Echoes and Reflections, a leader in Holocaust education,  provided a free, full-day workshop for teachers (English and Social Studies) in our district this week.  Our presenter was Alexis Storch, Director of Education at the Center for Holocaust and Humanity Education in Cincinnati, Ohio.  She was joined by powerful testimony from John Koenigsberg, a Holocaust survivor.  Here are some of the key takeaways for me. 

The Humanity of All
  • Go beyond statistics to show the humanity of the 6,000,000-11,000,000 victims. How would the families of victims want them to be remembered?  As bodies in piles or living humans?  The destruction of human life cannot be adequately illustrated by numbers or objects (paper clips).
  • Nazis were not monsters, but human beings who committed monstrous acts.

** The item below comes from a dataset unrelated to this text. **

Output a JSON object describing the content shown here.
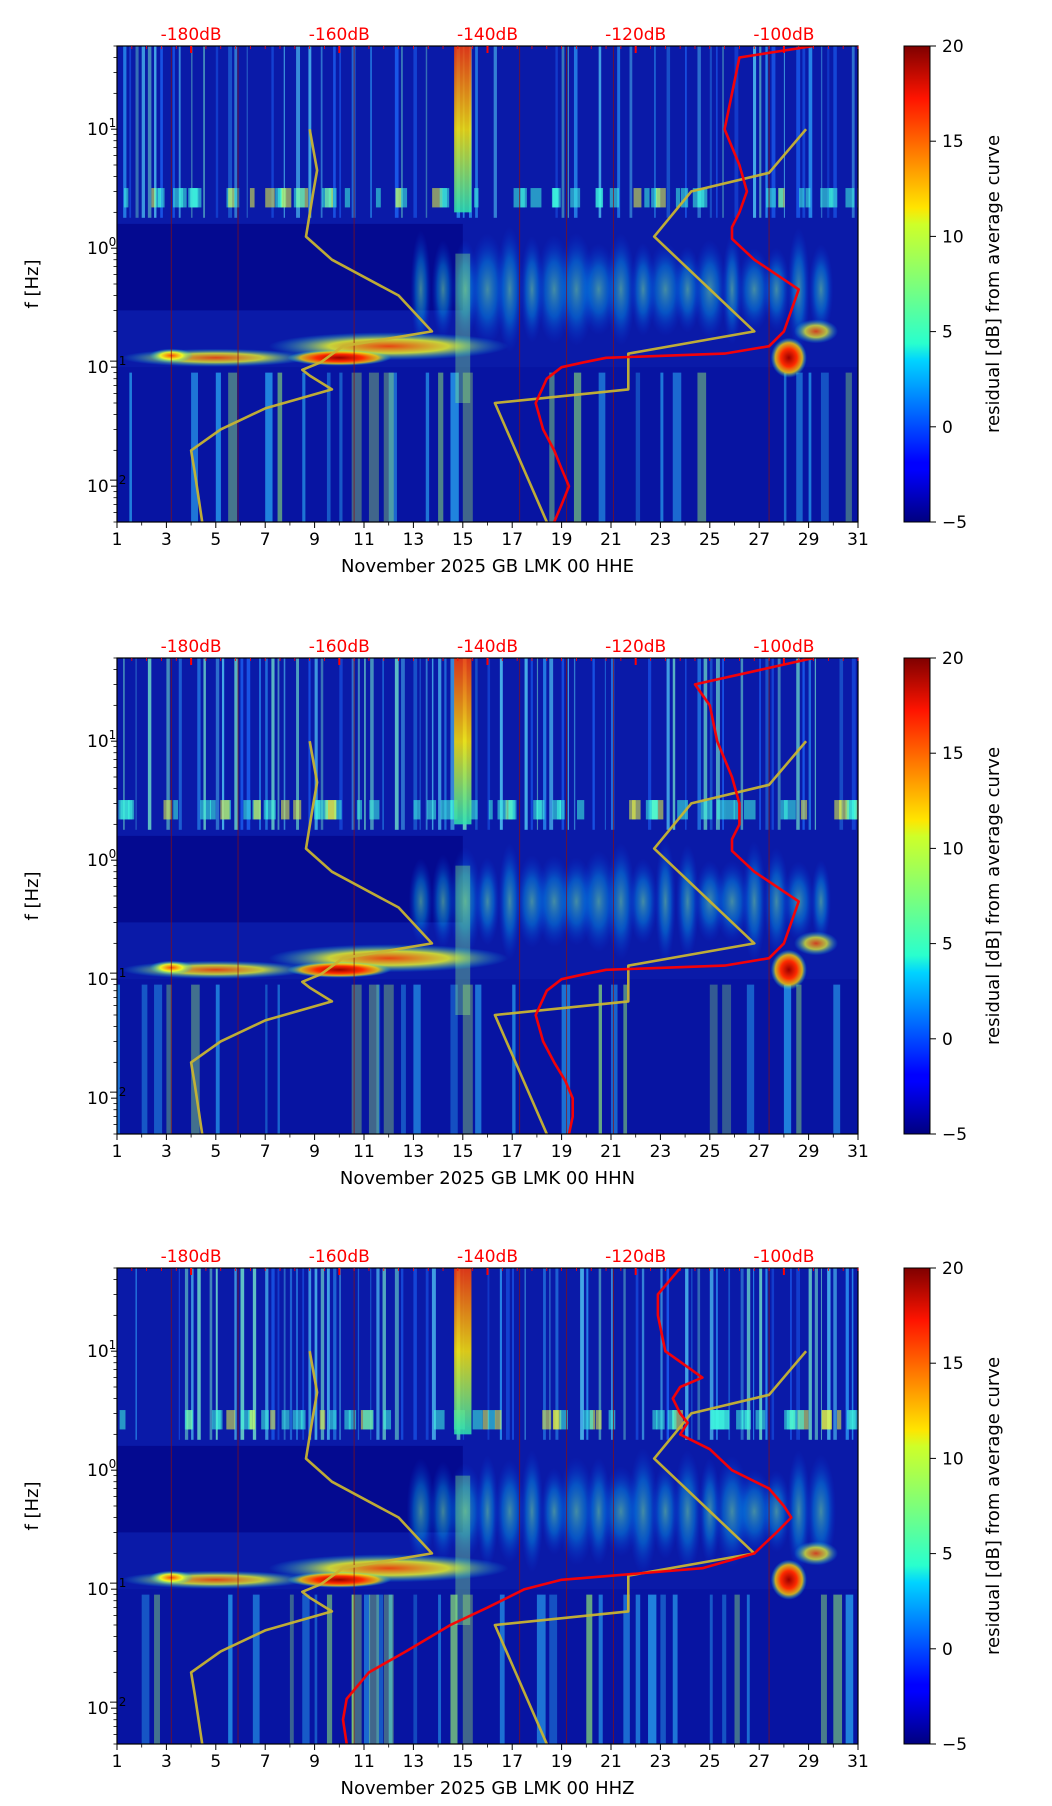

Dehumanizing the perpetrators allows us to distance ourselves from the actions that result from human prejudices.  
  • Show photographs of perpetrators, onlookers, and victims with their families.  Can you tell the difference among them from the photographs?  

 Agency and Choice
  • “Bystander" is a misnomer.  Bystanders didn’t do “nothing.”  They made a choice to be onlookers.
  • The Holocaust didn’t result from the actions of a single man (Hitler), but perpetrators and onlookers who made choices to participate. 
  • Rescuers made choices to protect targeted people.  In addition to hiding them, doctors and nurses protected potential victims by feigning illness and surgeries. 

 Propaganda and Prejudice
  • Prejudice is learned behavior.  Some of the early efforts to boycott Jewish business failed because many Germans saw no reason to turn against their Jewish neighbors. 
  • Propaganda and education (indoctrination), not just force, are necessary to maintain totalitarian regimes.  
  • Propaganda takes different forms.  Some Germans were turned off by the dehumanizing images in posters.  Hitler’s writings and speeches were another form of propaganda that appealed more to some Germans. 
  • Victims were targets for different reasons.  While there was a long history of antisemitism in Europe, Nazi hatred of Jews wasn’t the same as religious antisemitism. Jews were defined by their bloodline.  Both the “Semitic” and “Aryan” labels were social constructions.  Jehovah’s Witnesses were targeted because they refused to swear an oath of loyalty.  Homosexual victims were often those perceived as gay, not necessarily those who identified as such. 

Telling the Stories
  • Survivors had different experiences. Some survived the camps; others were hidden by rescuers until liberation.  Experiences varied by age, gender, etc. 
  • Strive for complexity, not simple answers. 
  • If you use historical fiction, such as the Boy in the Striped Pajamas (not recommended), be sure to do so with a critical eye and point out the differences between the story and reality.